Feuerfeder – Wut

Veröffentlicht am

von Ronja, Jg. 13

Für Leseratten gibt es an dieser Stelle schöne Literatur von Schülern für Schüler. Ronja präsentiert mit „Wut“ ein weiteres Kapitel aus ihrem fantastischen Roman „Feuerfeder“. (In der Ausgabe 2020 bzw. unter „Kreatives Lesen“ gibt es auch das Kapitel „Das Schloss aus Glas“.)

Es dauerte nicht lange und ich war zu einem Eisblock erfroren. Doch die tobende Wut in mir ließ mich nicht zur Vernunft kommen. Ich trat in die Schneewehen und wirbelte Flocken auf, die mir mit dem eisigen Wind in Gesicht flogen. Wutentbrannt schrie ich in den Sturm und hob Eisbrocken auf, die ich die steilen Abhänge am Rand des Kampfplatzes hinunter warf.
„Was verdammt willst du von uns? Was willst du von mir? Komm schon! Hör auf dich in deinen dämlichen Wolken zu verstecken und gib mir eine Antwort, du widerwertiger Drecksack!“ brüllte ich und schmiss weiterhin Dinge nach einem imaginären Feind. Ich wusste, dass mein rücksichtsloses Verhalten mich noch umbringen würde und es machte keinen Sinn, ihn lauthals zu beschimpfen. Er machte sich nur über mich lustig, wie ich blindlinks mein Leben wegwarf.

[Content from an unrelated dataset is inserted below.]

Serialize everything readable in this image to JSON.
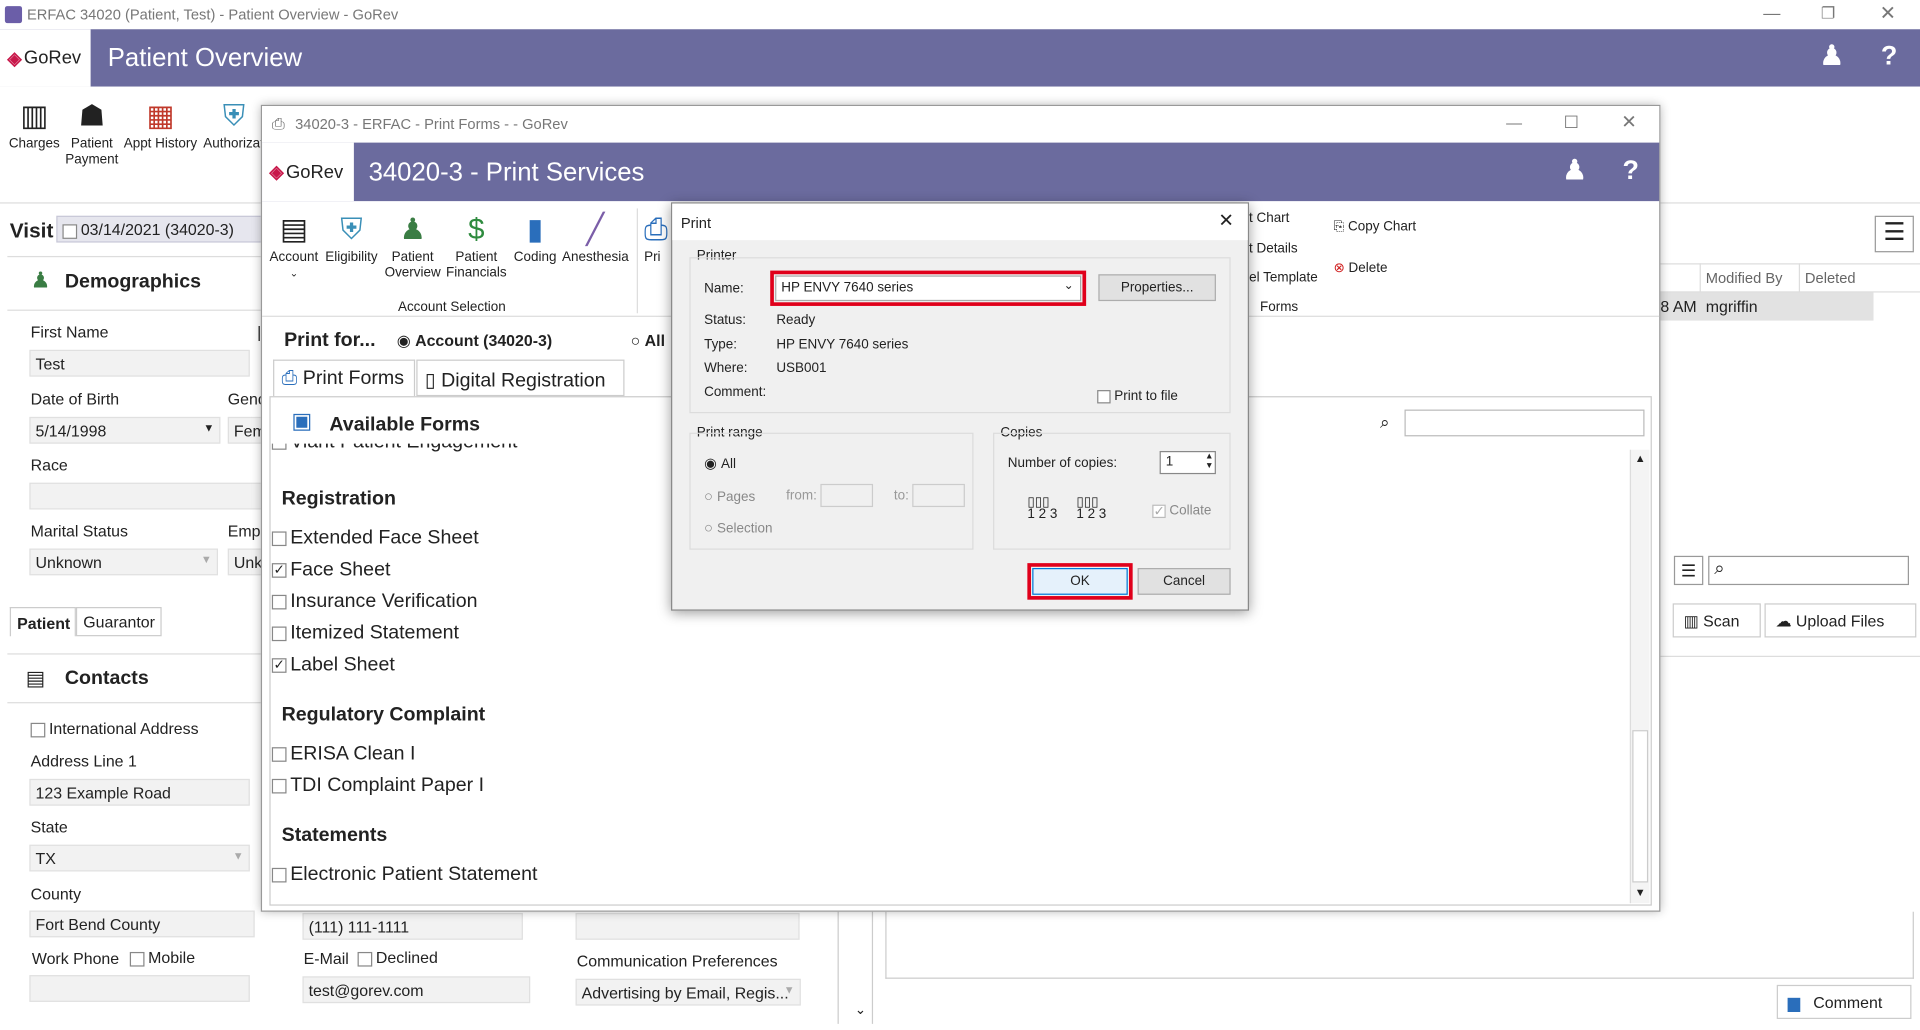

Denn ich konnte meinen Körper kaum noch bewegen, geschweige denn spüren. Alles war taub und kalt, meine Lippen und Hände blau, die eisige Luft brannte in meinen Wunden. Mein Atem rasselte und ich musste erneut keuchend husten, da die Kälte mir die Lunge verätzte.

„Komm schon…“ keuchend fiel ich auf die Knie und stützte mich auf meine Hände. Alles tat so weh und meinen Körper schüttelten schwere Schluchzer. Heiße Tränen rannen über meine Wangen. „Warum nimmst du uns alles? Was für ein grausames Wesen bist du?“
Als Antwort warf mich eine starke Windböe von den Beinen und ich schlitterte unkontrolliert über den vereisten Platz. Der Schnee tanzte wie wilde Schneegeister um mich herum und ich glaubte ein hämisches Lachen im Pfeifen des tobenden Sturms zu hören. Keuchend schnappte ich nach Luft. Es fühlte sich an, als würde sich eine dünne Eisschicht über meine Lunge und den Hals ziehen, die mir das Atmen verhinderte. Verzweifelt fasste ich mir mit meinen tauben Händen an den Hals, doch ich spürte schon nichts mehr. Mein Atem rasselte scharf und ich kroch über den Boden. Meine Zähne schlugen hart aufeinander und erneut erfasste mich ein starker Windstrom und schleuderte mich auf den Rand der Plattform zu. „…Hör…auf…“ wisperte ich kaum hörbar, meine Stimme war schon eingefroren.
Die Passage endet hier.